Bitkilerin çok fazla kaynar suda beklemesi iyi değildir.

En önemlisi de her defasında taze olarak tüketmek gerekir. O yüzden tek seferde kocaman hazırlamak yerine içeceğiniz kadar hazırlamakta fayda var.

Bazen ne kadar demleme yöntemleri farklılık gösterse de yalan yok ne bulursam atıp kaynatıp içtiğim oluyor. Büyük ihtimalle yanlış yapıyorum ama tadını seviyorum. Siz bana uymayın her bitkiyi araştırıp ona göre demleyin.

Faydası olan bir şeyi zarara dönüştürmeyelim…

Gerçi bu sene maske takmaktan mıdır nedir bilmem ama henüz grip ya da soğuk algınlığı yaşamadım. Bu nedenle ilk bitki çayımı henüz demlemedim.

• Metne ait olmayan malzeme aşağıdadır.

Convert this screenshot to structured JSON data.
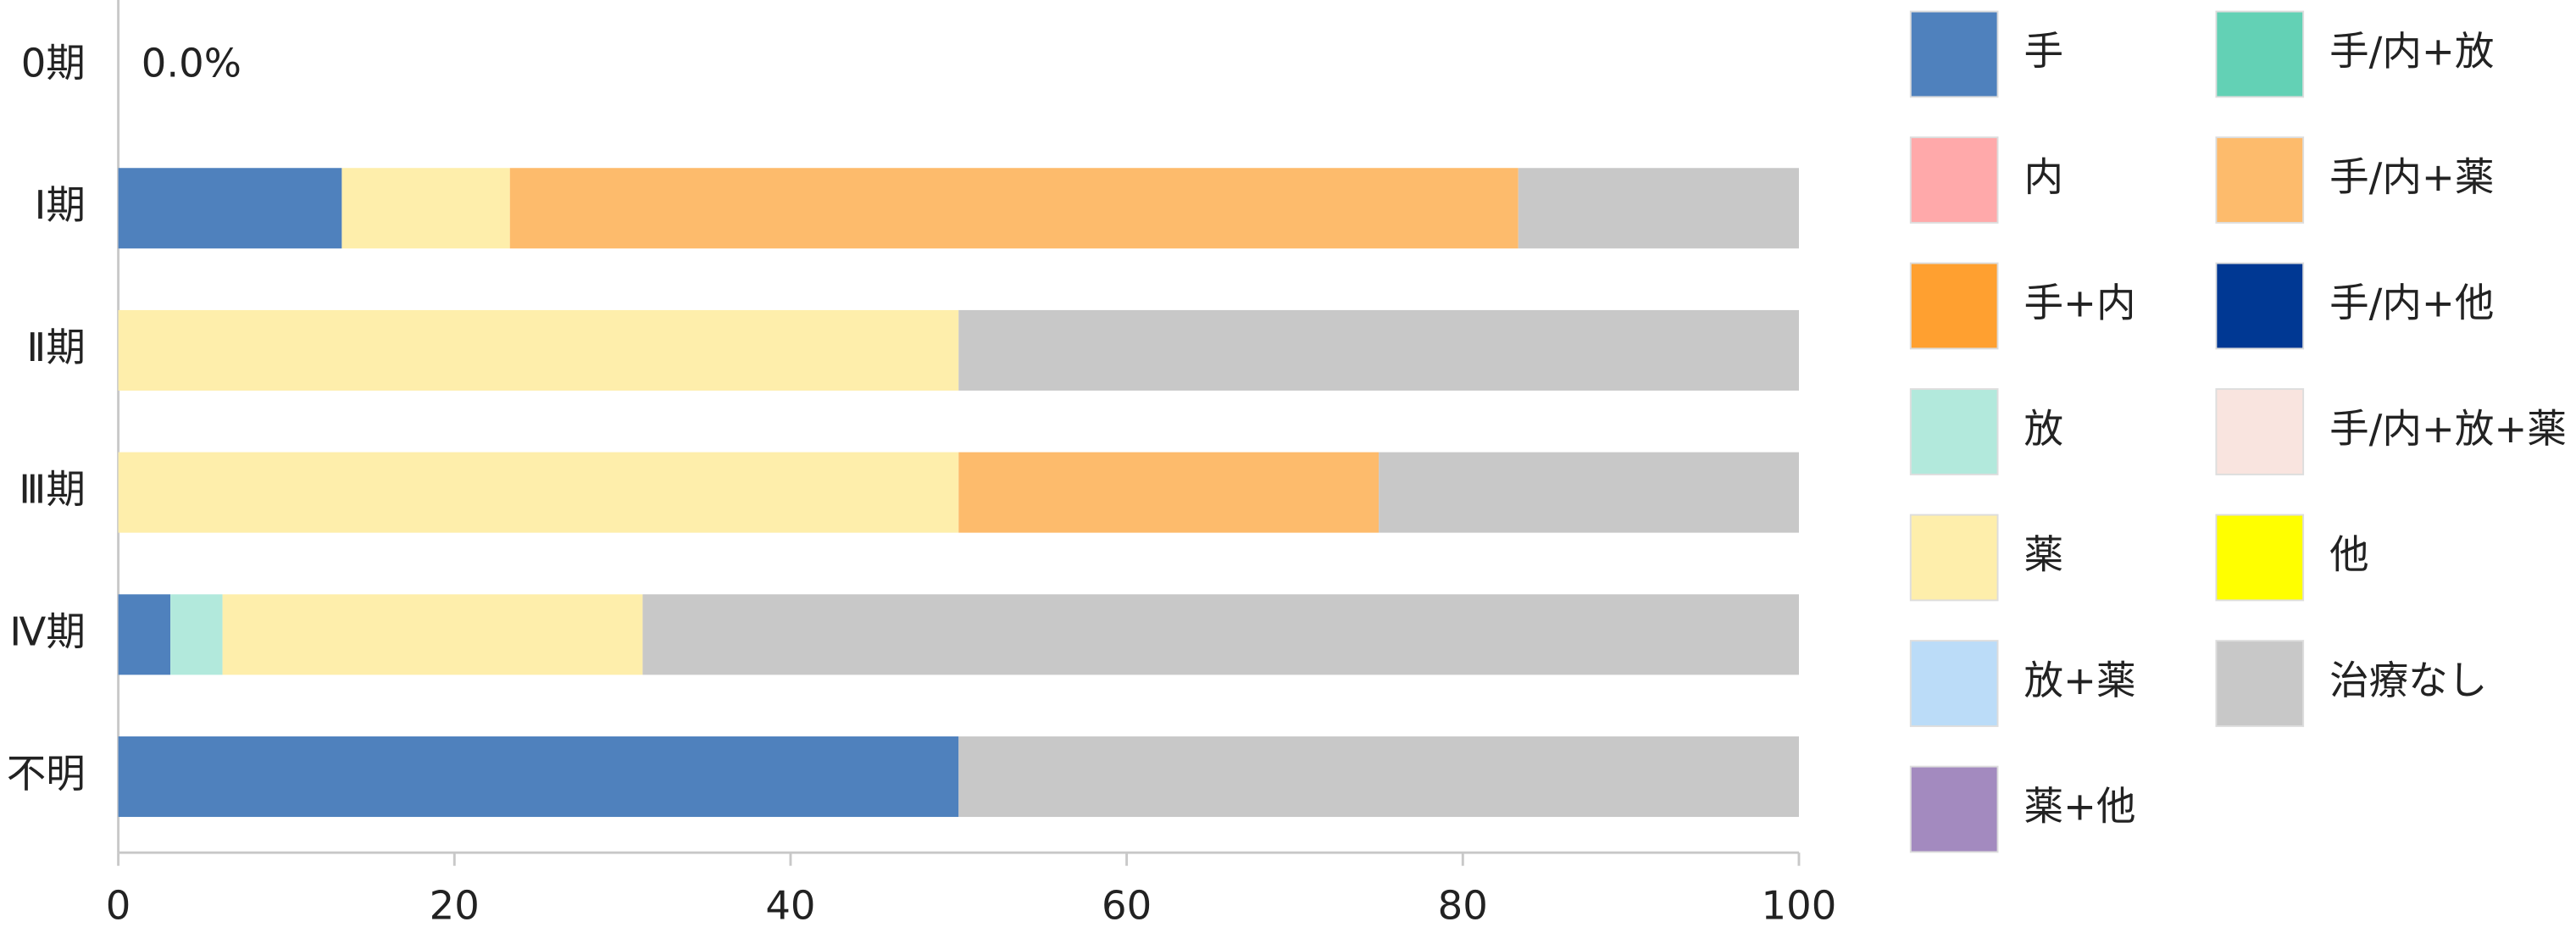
{
  "chart_data": {
    "type": "stacked-barh",
    "categories": [
      "0期",
      "Ⅰ期",
      "Ⅱ期",
      "Ⅲ期",
      "Ⅳ期",
      "不明"
    ],
    "annotation": "0.0%",
    "xlim": [
      0,
      100
    ],
    "xticks": [
      0,
      20,
      40,
      60,
      80,
      100
    ],
    "series": [
      {
        "name": "手",
        "color": "#4f81bd",
        "values": [
          0,
          13.3,
          0,
          0,
          3.1,
          50
        ]
      },
      {
        "name": "内",
        "color": "#ffa9aa",
        "values": [
          0,
          0,
          0,
          0,
          0,
          0
        ]
      },
      {
        "name": "手+内",
        "color": "#ffa030",
        "values": [
          0,
          0,
          0,
          0,
          0,
          0
        ]
      },
      {
        "name": "放",
        "color": "#b2e9dc",
        "values": [
          0,
          0,
          0,
          0,
          3.1,
          0
        ]
      },
      {
        "name": "薬",
        "color": "#feeeab",
        "values": [
          0,
          10,
          50,
          50,
          25,
          0
        ]
      },
      {
        "name": "放+薬",
        "color": "#bbdcf8",
        "values": [
          0,
          0,
          0,
          0,
          0,
          0
        ]
      },
      {
        "name": "薬+他",
        "color": "#a38abf",
        "values": [
          0,
          0,
          0,
          0,
          0,
          0
        ]
      },
      {
        "name": "手/内+放",
        "color": "#63d1b5",
        "values": [
          0,
          0,
          0,
          0,
          0,
          0
        ]
      },
      {
        "name": "手/内+薬",
        "color": "#fdbb6c",
        "values": [
          0,
          60,
          0,
          25,
          0,
          0
        ]
      },
      {
        "name": "手/内+他",
        "color": "#003893",
        "values": [
          0,
          0,
          0,
          0,
          0,
          0
        ]
      },
      {
        "name": "手/内+放+薬",
        "color": "#f9e4df",
        "values": [
          0,
          0,
          0,
          0,
          0,
          0
        ]
      },
      {
        "name": "他",
        "color": "#ffff00",
        "values": [
          0,
          0,
          0,
          0,
          0,
          0
        ]
      },
      {
        "name": "治療なし",
        "color": "#c8c8c8",
        "values": [
          0,
          16.7,
          50,
          25,
          68.8,
          50
        ]
      }
    ]
  }
}
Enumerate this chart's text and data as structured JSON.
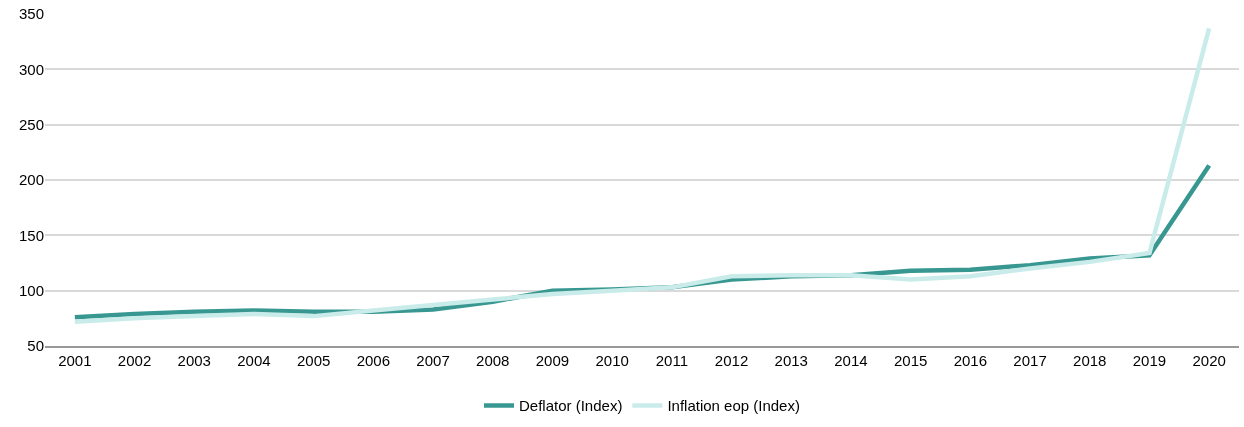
{
  "chart_data": {
    "type": "line",
    "categories": [
      "2001",
      "2002",
      "2003",
      "2004",
      "2005",
      "2006",
      "2007",
      "2008",
      "2009",
      "2010",
      "2011",
      "2012",
      "2013",
      "2014",
      "2015",
      "2016",
      "2017",
      "2018",
      "2019",
      "2020"
    ],
    "series": [
      {
        "name": "Deflator (Index)",
        "color": "#389891",
        "values": [
          76,
          79,
          81,
          82,
          81,
          81,
          83,
          90,
          100,
          101,
          103,
          110,
          113,
          114,
          118,
          119,
          123,
          129,
          132,
          213
        ]
      },
      {
        "name": "Inflation eop (Index)",
        "color": "#c9ecea",
        "values": [
          72,
          75,
          77,
          79,
          77,
          82,
          87,
          92,
          97,
          100,
          103,
          113,
          114,
          114,
          110,
          113,
          120,
          126,
          134,
          337
        ]
      }
    ],
    "ylim": [
      50,
      350
    ],
    "yticks": [
      50,
      100,
      150,
      200,
      250,
      300,
      350
    ],
    "grid": "y",
    "legend": "bottom",
    "line_style": "solid",
    "marker": "none"
  }
}
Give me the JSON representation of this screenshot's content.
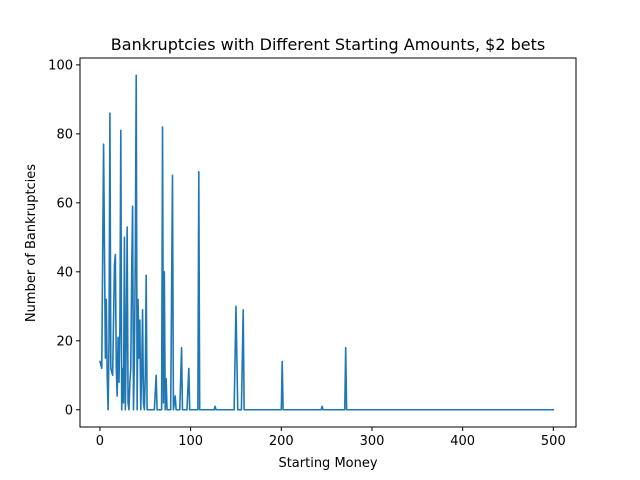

Ufak bir boğaz ağrısı ya da kırgınlık hissetsem ilk işim bitki çayı demlemek olacak.

Siz bitki çaylarını araştırıp mı demliyorsunuz yoksa kendinize göre bir yönteminiz mi var?

Yine de uzmanlara kulak vermekte fayda var bu sene tüm çayları kuralına göre demlemeye karar verdim.